Watch Out... This Food Can Spontaneously Combust!
You think you know something and then you come across an article and your whole world is turned upside down!
Turns out, there's a lot of things you and I probably don't know about pistachios. For starters, the tiny, green, nutty snack is actually not a nut at all! Pistachios are technically drupes - as explained by The Guardian's blog post, a type of fruit in which the seed, or pit, is surrounded by a fleshy exterior, such as peaches, cherries, and mangoes. So, when you eat a pistachio, you're really eating the seed instead of the hardened outermost layer.
Another fact you may not know about pistachios: In some parts of the world pistachios are considered capable of heating the body and are consumed in the winter as a way to stay warm during the cold months. Some research from the Asia Pacific Journal of Clinical Nutrition suggests that this nutrition packed snack does cause the body to spend more energy therefore raising its own temperature.

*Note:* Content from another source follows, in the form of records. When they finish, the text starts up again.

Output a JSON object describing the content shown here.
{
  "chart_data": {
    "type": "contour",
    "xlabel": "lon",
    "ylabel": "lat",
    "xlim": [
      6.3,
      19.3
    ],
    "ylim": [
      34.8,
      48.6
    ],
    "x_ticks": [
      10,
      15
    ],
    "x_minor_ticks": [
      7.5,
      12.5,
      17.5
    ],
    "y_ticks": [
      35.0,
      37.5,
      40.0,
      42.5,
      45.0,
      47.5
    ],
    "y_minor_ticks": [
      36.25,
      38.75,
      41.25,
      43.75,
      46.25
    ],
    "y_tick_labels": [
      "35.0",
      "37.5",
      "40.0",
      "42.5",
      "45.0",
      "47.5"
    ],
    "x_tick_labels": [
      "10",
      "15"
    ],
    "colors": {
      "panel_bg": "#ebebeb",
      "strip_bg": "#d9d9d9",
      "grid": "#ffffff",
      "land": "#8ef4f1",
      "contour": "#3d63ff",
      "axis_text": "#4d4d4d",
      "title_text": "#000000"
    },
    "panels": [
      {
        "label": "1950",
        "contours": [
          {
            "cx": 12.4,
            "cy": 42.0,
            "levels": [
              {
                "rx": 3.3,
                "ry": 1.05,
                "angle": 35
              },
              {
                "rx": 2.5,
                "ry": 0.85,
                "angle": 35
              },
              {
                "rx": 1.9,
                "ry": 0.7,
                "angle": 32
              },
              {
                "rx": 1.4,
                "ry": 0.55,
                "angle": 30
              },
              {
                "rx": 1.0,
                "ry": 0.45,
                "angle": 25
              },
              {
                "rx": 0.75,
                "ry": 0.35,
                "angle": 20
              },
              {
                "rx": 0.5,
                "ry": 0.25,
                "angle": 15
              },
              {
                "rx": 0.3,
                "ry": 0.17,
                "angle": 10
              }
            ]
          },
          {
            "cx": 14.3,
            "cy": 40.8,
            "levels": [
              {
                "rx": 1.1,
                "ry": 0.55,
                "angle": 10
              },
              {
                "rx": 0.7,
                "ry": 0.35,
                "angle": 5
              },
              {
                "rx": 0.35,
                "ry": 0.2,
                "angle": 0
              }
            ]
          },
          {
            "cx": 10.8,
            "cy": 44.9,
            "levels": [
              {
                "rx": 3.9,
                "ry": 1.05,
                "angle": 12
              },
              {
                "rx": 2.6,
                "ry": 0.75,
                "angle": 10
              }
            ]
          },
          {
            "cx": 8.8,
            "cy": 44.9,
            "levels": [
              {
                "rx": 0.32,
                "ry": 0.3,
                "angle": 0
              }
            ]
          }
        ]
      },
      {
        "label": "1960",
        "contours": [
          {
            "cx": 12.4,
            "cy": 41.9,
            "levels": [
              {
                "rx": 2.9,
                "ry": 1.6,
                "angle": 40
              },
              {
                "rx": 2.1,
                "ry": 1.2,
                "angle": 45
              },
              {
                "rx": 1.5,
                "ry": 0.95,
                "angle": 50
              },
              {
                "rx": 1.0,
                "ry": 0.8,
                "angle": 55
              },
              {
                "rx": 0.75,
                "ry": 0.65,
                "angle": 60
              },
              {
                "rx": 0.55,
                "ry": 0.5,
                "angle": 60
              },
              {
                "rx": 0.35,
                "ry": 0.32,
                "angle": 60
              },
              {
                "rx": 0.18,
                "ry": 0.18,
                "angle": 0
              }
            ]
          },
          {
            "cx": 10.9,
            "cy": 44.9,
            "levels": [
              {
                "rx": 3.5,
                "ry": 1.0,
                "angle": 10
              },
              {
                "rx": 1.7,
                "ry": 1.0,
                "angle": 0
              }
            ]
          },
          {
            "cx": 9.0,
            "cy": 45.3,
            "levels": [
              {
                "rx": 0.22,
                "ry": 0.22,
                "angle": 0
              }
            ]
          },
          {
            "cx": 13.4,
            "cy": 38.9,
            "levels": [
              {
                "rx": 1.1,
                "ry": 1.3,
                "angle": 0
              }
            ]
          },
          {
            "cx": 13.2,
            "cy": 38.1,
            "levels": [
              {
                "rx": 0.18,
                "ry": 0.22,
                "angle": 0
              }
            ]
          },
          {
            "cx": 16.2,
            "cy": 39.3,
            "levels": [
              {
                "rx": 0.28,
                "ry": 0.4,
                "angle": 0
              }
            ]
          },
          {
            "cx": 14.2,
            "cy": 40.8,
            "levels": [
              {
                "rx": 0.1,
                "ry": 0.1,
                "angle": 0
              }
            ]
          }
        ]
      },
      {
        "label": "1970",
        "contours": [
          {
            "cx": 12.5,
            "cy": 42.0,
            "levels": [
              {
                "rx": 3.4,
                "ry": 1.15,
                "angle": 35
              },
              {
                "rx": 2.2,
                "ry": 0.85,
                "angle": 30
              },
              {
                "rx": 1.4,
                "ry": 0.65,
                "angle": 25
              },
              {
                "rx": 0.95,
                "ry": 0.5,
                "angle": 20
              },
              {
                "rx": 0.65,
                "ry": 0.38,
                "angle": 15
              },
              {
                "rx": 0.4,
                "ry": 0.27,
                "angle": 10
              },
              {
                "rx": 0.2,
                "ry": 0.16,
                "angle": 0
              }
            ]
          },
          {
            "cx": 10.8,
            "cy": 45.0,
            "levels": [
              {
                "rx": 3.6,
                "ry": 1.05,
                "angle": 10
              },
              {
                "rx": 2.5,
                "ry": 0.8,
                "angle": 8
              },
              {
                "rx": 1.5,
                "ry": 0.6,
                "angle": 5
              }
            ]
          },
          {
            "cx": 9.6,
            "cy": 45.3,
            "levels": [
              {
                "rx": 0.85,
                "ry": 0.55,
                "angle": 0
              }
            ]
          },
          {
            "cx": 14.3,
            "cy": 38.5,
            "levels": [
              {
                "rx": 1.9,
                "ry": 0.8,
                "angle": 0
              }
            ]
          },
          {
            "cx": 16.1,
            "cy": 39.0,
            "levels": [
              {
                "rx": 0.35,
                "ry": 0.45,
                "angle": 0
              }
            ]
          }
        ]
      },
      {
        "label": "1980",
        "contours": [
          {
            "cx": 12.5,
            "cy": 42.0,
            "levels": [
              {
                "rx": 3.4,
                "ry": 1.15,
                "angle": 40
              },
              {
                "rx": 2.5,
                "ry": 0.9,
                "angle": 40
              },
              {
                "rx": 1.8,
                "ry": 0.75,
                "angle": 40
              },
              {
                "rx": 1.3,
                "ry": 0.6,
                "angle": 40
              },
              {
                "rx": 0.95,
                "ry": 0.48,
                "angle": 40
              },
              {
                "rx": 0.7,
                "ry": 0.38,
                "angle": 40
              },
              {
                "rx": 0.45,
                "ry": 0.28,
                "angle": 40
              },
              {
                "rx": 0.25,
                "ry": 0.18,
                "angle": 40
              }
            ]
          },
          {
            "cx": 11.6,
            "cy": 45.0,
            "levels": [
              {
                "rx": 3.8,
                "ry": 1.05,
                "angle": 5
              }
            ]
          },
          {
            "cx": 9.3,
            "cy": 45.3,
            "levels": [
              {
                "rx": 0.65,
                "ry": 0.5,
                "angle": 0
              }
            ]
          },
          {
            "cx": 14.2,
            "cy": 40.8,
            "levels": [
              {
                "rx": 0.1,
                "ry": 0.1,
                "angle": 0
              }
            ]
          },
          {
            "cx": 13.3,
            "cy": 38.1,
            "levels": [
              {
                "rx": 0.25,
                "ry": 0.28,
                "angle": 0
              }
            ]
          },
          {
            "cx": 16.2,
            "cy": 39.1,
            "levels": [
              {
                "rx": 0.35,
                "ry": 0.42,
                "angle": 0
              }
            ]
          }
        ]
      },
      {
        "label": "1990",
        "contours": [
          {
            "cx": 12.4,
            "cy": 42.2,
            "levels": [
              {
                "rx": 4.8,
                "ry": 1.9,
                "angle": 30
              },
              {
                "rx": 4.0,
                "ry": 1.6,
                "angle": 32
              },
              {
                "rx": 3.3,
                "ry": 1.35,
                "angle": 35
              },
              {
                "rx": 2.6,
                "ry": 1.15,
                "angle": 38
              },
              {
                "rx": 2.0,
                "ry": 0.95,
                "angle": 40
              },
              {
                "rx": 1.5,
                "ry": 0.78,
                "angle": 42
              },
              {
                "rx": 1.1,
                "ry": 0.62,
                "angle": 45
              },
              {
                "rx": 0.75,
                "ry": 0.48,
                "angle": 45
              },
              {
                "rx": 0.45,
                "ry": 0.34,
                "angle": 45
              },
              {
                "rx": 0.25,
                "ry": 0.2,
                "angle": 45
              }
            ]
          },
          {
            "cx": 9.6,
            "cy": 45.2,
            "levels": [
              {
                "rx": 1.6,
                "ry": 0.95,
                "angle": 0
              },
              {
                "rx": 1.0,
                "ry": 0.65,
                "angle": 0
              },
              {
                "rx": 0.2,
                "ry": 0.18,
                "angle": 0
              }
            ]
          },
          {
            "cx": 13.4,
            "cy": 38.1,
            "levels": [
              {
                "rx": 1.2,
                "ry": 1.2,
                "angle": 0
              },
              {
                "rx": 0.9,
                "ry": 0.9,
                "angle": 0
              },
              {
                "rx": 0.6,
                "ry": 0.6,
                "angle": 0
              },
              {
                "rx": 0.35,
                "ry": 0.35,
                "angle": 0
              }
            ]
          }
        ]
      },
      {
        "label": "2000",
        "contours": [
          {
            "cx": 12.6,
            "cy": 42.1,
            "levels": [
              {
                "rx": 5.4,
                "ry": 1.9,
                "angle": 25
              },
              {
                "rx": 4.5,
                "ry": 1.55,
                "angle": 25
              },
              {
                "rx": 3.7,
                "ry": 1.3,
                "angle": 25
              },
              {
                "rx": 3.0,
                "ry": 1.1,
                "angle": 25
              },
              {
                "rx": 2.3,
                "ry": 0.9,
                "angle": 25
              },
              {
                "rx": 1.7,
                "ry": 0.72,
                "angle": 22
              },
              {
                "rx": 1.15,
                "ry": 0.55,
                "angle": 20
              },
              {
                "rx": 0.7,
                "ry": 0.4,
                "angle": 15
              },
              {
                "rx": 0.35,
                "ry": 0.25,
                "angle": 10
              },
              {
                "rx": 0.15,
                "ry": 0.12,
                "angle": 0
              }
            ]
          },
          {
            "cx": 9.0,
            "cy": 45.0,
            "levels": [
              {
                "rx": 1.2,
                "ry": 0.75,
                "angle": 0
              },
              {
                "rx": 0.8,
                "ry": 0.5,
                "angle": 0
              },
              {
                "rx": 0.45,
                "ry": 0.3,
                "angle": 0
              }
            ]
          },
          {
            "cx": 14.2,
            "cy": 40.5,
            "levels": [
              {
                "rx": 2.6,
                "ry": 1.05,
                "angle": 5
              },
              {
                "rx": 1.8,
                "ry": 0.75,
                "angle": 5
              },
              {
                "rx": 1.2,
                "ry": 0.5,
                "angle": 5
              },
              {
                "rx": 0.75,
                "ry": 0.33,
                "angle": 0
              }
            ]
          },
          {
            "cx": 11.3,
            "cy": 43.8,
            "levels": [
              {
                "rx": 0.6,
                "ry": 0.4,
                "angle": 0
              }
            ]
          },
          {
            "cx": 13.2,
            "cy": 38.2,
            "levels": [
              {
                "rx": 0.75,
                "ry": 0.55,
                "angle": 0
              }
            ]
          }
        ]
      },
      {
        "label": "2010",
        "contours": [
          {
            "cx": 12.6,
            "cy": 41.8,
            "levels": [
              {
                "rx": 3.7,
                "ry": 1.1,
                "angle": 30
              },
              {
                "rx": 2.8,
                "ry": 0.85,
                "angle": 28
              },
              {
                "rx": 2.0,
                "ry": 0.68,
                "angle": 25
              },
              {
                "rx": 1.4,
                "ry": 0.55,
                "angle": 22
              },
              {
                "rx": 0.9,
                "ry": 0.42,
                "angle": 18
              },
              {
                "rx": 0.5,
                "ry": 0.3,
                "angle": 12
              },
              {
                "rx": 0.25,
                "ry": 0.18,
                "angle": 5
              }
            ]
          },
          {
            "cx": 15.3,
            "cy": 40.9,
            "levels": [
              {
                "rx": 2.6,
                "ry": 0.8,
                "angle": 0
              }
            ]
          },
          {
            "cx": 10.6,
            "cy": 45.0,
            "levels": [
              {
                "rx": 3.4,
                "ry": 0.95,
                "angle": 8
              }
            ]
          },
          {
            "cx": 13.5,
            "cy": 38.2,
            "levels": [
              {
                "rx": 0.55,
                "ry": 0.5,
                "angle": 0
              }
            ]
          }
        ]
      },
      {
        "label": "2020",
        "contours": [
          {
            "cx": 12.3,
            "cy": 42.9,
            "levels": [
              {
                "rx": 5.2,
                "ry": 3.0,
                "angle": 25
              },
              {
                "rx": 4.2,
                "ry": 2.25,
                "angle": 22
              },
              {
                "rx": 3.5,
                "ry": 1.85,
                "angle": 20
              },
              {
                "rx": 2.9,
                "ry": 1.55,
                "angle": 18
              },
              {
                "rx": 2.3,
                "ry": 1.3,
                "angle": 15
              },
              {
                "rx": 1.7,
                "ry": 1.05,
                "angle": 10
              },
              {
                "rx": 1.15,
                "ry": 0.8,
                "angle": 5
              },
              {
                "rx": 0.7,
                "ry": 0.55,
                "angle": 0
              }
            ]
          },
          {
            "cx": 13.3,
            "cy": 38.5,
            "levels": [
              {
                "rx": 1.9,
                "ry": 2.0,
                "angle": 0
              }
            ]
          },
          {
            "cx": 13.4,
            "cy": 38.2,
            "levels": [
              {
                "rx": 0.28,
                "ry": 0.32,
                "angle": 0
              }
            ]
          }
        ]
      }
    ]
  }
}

The most bizarre thing you may not know about pistachios is that they can spontaneously combust!
While pistachios' high fat and protein content is what makes them a good snack in freezing temperatures, it's also what can make them flammable and under the right conditions, what can cause a barrel of them during transport to combust.
Pistachios have the tendency to generate heat on its own if packed in large quantities due to its high level of fat, 45% to 55%, and low water content. The fats in pistachios can break down through reactions with the air as the nut decomposes. Absorbing too much water from the environment can cause a pistachio's fatty acids to be broken down by moisture activated enzymes, a process known as enzymatic fat cleavage. As the fat decomposes, the chemical reaction produces carbon dioxide and, if repeated over and over, can generate quite a bit of heat.
This is how a large container of pistachios sitting in a dark, humid room can spontaneously combust and why it's crucial for them to be transported under the right conditions, low temperatures and a dry atmosphere!